JEMBRANA – Pemerintah Provinsi Bali terus menggencarkan upaya pencegahan penyakit rabies. Menyusul status zona merah rabies yang masih melekat di Pulau Dewata, khususnya di wilayah Kabupaten Jembrana. Data mencatat, kasus gigitan hewan penular rabies (HPR) di Jembrana termasuk yang tertinggi di Bali. Menjadikan daerah ini sebagai fokus utama penanganan.

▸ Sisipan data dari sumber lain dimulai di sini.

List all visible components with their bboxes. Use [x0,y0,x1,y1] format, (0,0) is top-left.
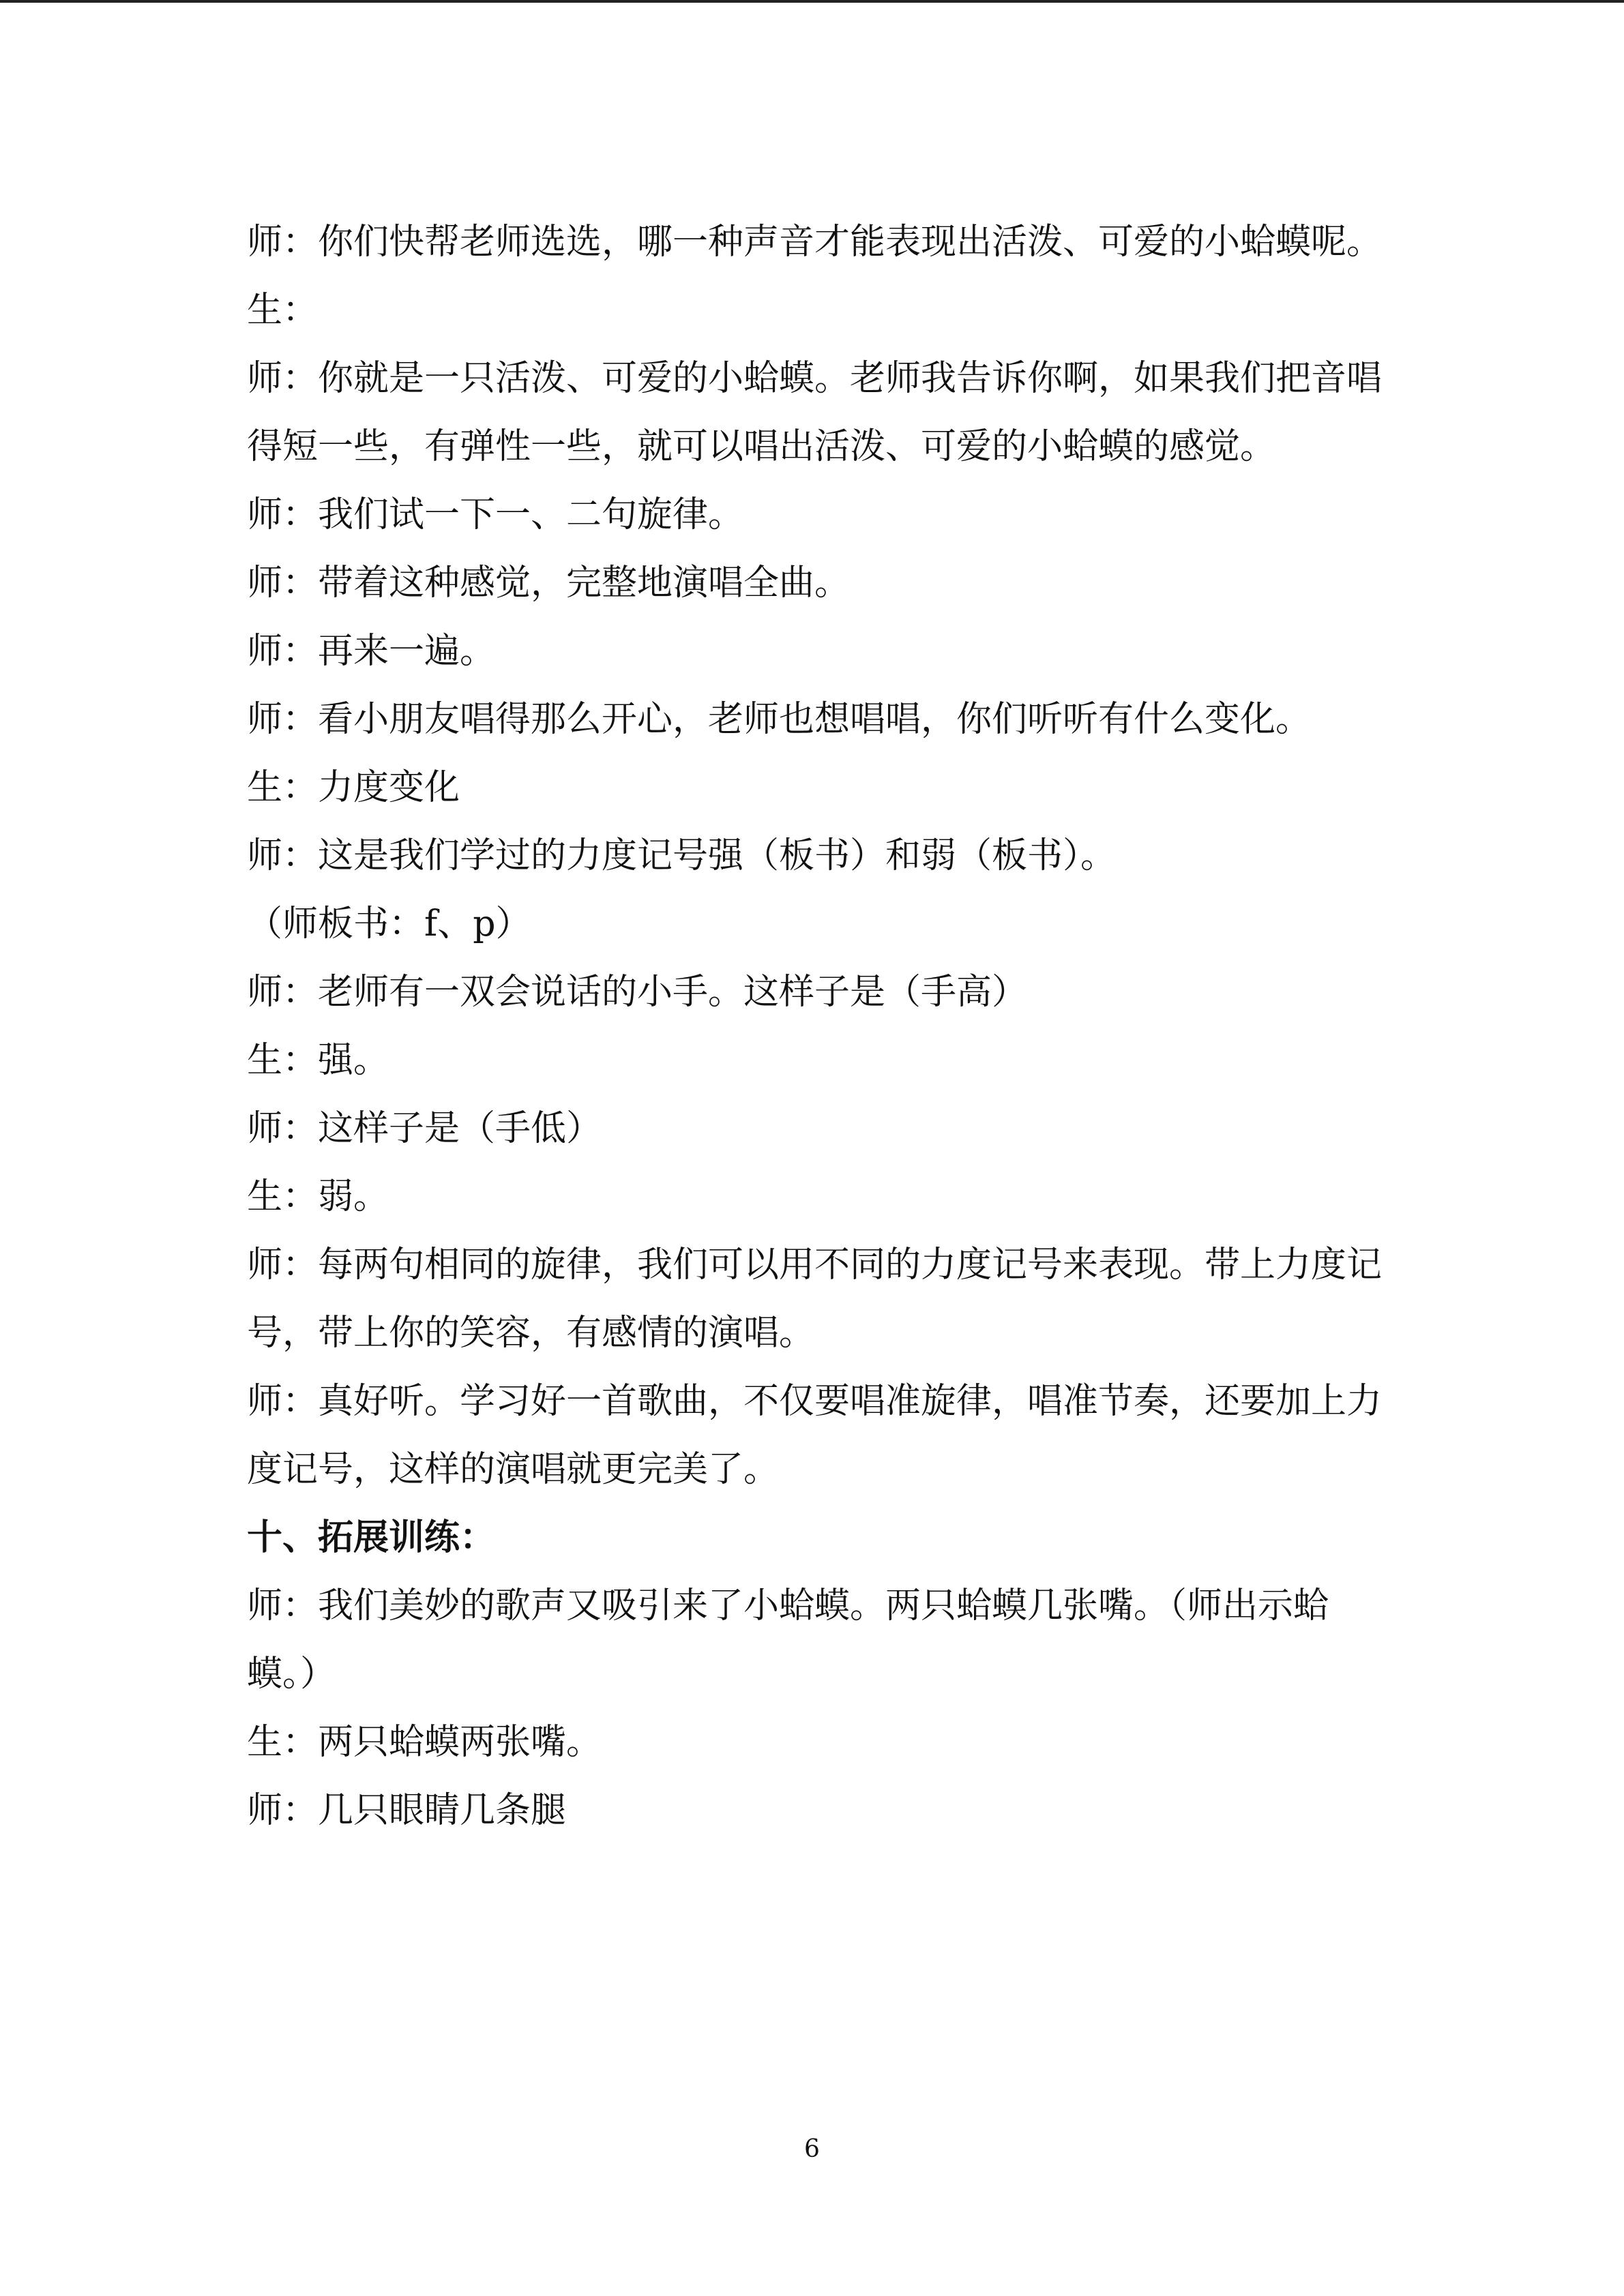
paragraph: 师：再来一遍。 [247,631,496,672]
paragraph: 师：这是我们学过的力度记号强（板书）和弱（板书）。 [247,835,1117,876]
paragraph: 师：带着这种感觉，完整地演唱全曲。 [247,563,851,603]
paragraph: 师：每两句相同的旋律，我们可以用不同的力度记号来表现。带上力度记号，带上你的笑容，有感情的演唱。 [247,1244,1383,1354]
paragraph: 师：你就是一只活泼、可爱的小蛤蟆。老师我告诉你啊，如果我们把音唱得短一些，有弹性一些，就可以唱出活泼、可爱的小蛤蟆的感觉。 [247,358,1383,467]
paragraph: 师：我们试一下一、二句旋律。 [247,494,744,535]
paragraph: 师：老师有一双会说话的小手。这样子是（手高） [247,972,1028,1013]
paragraph: 生：弱。 [247,1176,389,1217]
paragraph: 生：力度变化 [247,767,460,808]
paragraph: 师：几只眼睛几条腿 [247,1790,567,1831]
paragraph: 生：两只蛤蟆两张嘴。 [247,1722,602,1763]
paragraph: 师：我们美妙的歌声又吸引来了小蛤蟆。两只蛤蟆几张嘴。（师出示蛤蟆。） [247,1585,1329,1695]
paragraph: 生： [247,290,319,331]
paragraph: 师：真好听。学习好一首歌曲，不仅要唱准旋律，唱准节奏，还要加上力度记号，这样的演唱就更完美了。 [247,1381,1383,1490]
document-body [247,208,1393,1845]
paragraph: 师：看小朋友唱得那么开心，老师也想唱唱，你们听听有什么变化。 [247,699,1312,740]
paragraph: 生：强。 [247,1040,389,1081]
paragraph: 师：你们快帮老师选选，哪一种声音才能表现出活泼、可爱的小蛤蟆呢。 [247,222,1383,263]
paragraph: （师板书：f、p） [247,904,531,944]
paragraph: 师：这样子是（手低） [247,1108,602,1149]
section-heading: 十、拓展训练： [247,1517,496,1558]
page-number: 6 [804,2135,820,2163]
top-border-line [0,0,1624,3]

Dalam rangka memperingati World Rabies Day, Sekretaris Daerah Provinsi Bali, Dewa Made Indra, menekankan pentingnya kesadaran masyarakat. Untuk segera mendapatkan penanganan medis setelah tergigit hewan penular rabies seperti anjing, kucing, maupun monyet.

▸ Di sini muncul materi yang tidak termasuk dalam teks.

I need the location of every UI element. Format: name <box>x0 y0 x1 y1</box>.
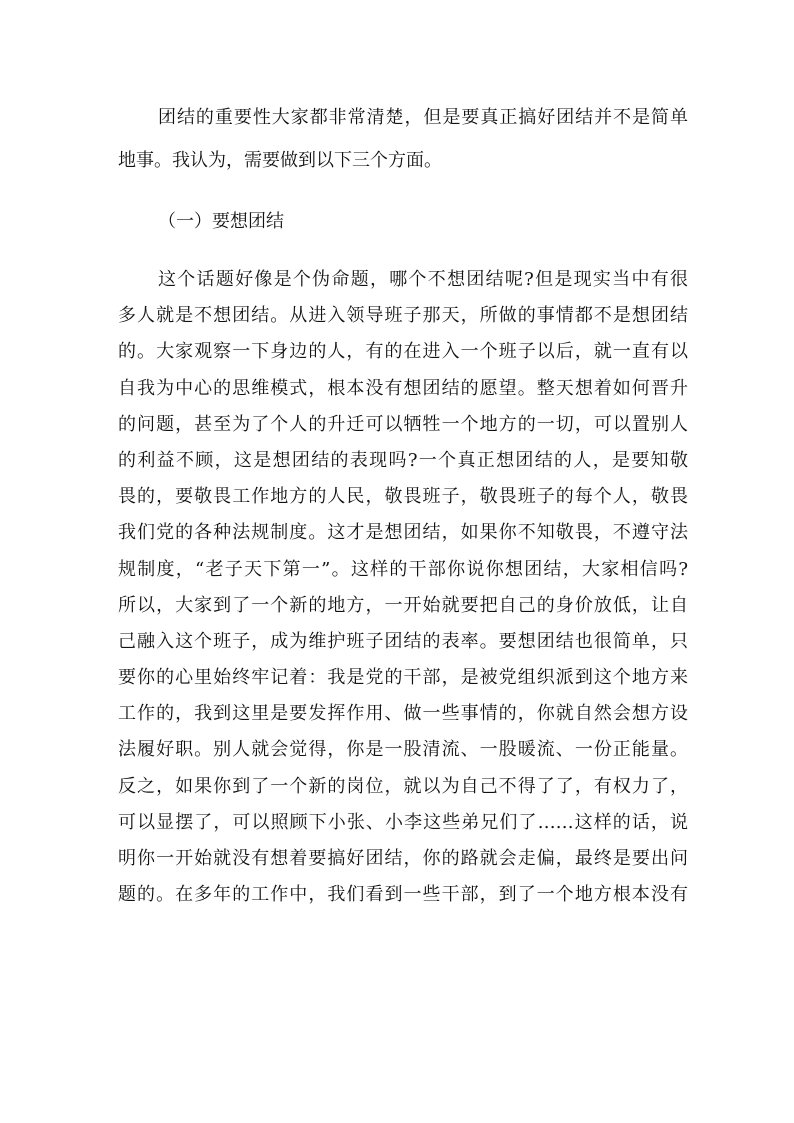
body-paragraph <box>118 262 688 913</box>
intro-line-2: 地事。我认为，需要做到以下三个方面。 <box>118 150 442 171</box>
body-line-13: 工作的，我到这里是要发挥作用、做一些事情的，你就自然会想方设 <box>118 703 688 725</box>
body-line-7: 畏的，要敬畏工作地方的人民，敬畏班子，敬畏班子的每个人，敬畏 <box>118 486 688 508</box>
body-line-16: 可以显摆了，可以照顾下小张、小李这些弟兄们了……这样的话，说 <box>118 811 688 833</box>
body-line-9: 规制度，“老子天下第一”。这样的干部你说你想团结，大家相信吗? <box>118 558 688 580</box>
body-line-6: 的利益不顾，这是想团结的表现吗?一个真正想团结的人，是要知敬 <box>118 449 688 471</box>
body-line-18: 题的。在多年的工作中，我们看到一些干部，到了一个地方根本没有 <box>118 884 688 906</box>
body-line-5: 的问题，甚至为了个人的升迁可以牺牲一个地方的一切，可以置别人 <box>118 413 688 435</box>
section-heading <box>118 203 688 240</box>
body-line-8: 我们党的各种法规制度。这才是想团结，如果你不知敬畏，不遵守法 <box>118 522 688 544</box>
section-heading-text: （一）要想团结 <box>158 211 284 232</box>
body-line-2: 多人就是不想团结。从进入领导班子那天，所做的事情都不是想团结 <box>118 305 688 327</box>
intro-line-1: 团结的重要性大家都非常清楚，但是要真正搞好团结并不是简单 <box>158 107 688 128</box>
body-line-17: 明你一开始就没有想着要搞好团结，你的路就会走偏，最终是要出问 <box>118 848 688 869</box>
body-line-3: 的。大家观察一下身边的人，有的在进入一个班子以后，就一直有以 <box>118 341 688 363</box>
body-line-10: 所以，大家到了一个新的地方，一开始就要把自己的身价放低，让自 <box>118 594 688 616</box>
body-line-14: 法履好职。别人就会觉得，你是一股清流、一股暖流、一份正能量。 <box>118 739 688 761</box>
body-line-15: 反之，如果你到了一个新的岗位，就以为自己不得了了，有权力了， <box>118 775 688 797</box>
intro-paragraph <box>118 96 688 182</box>
body-line-11: 己融入这个班子，成为维护班子团结的表率。要想团结也很简单，只 <box>118 630 688 652</box>
body-line-12: 要你的心里始终牢记着：我是党的干部，是被党组织派到这个地方来 <box>118 667 688 689</box>
body-line-4: 自我为中心的思维模式，根本没有想团结的愿望。整天想着如何晋升 <box>118 377 688 399</box>
body-line-1: 这个话题好像是个伪命题，哪个不想团结呢?但是现实当中有很 <box>158 269 688 290</box>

“Intinya, segera datang ke fasilitas kesehatan terdekat. Kalau kesadaran ini terbentuk, tidak ada lagi kematian karena rabies,” kata Dewa Indra saat acara peringatan World Rabies Day di Desa Pengeragoan, Pekutatan, Jembrana, Minggu (28/9/2025).
Pentingnya Deteksi Dini dan Penanganan Medis
Menurut Dewa Indra, kecepatan virus rabies menyebar dalam tubuh sangat tergantung pada letak gigitan. Gigitan di area tubuh seperti paha, tangan, pinggang, dan terutama wajah, akan mempercepat penyebaran virus ke otak dan meningkatkan risiko kematian.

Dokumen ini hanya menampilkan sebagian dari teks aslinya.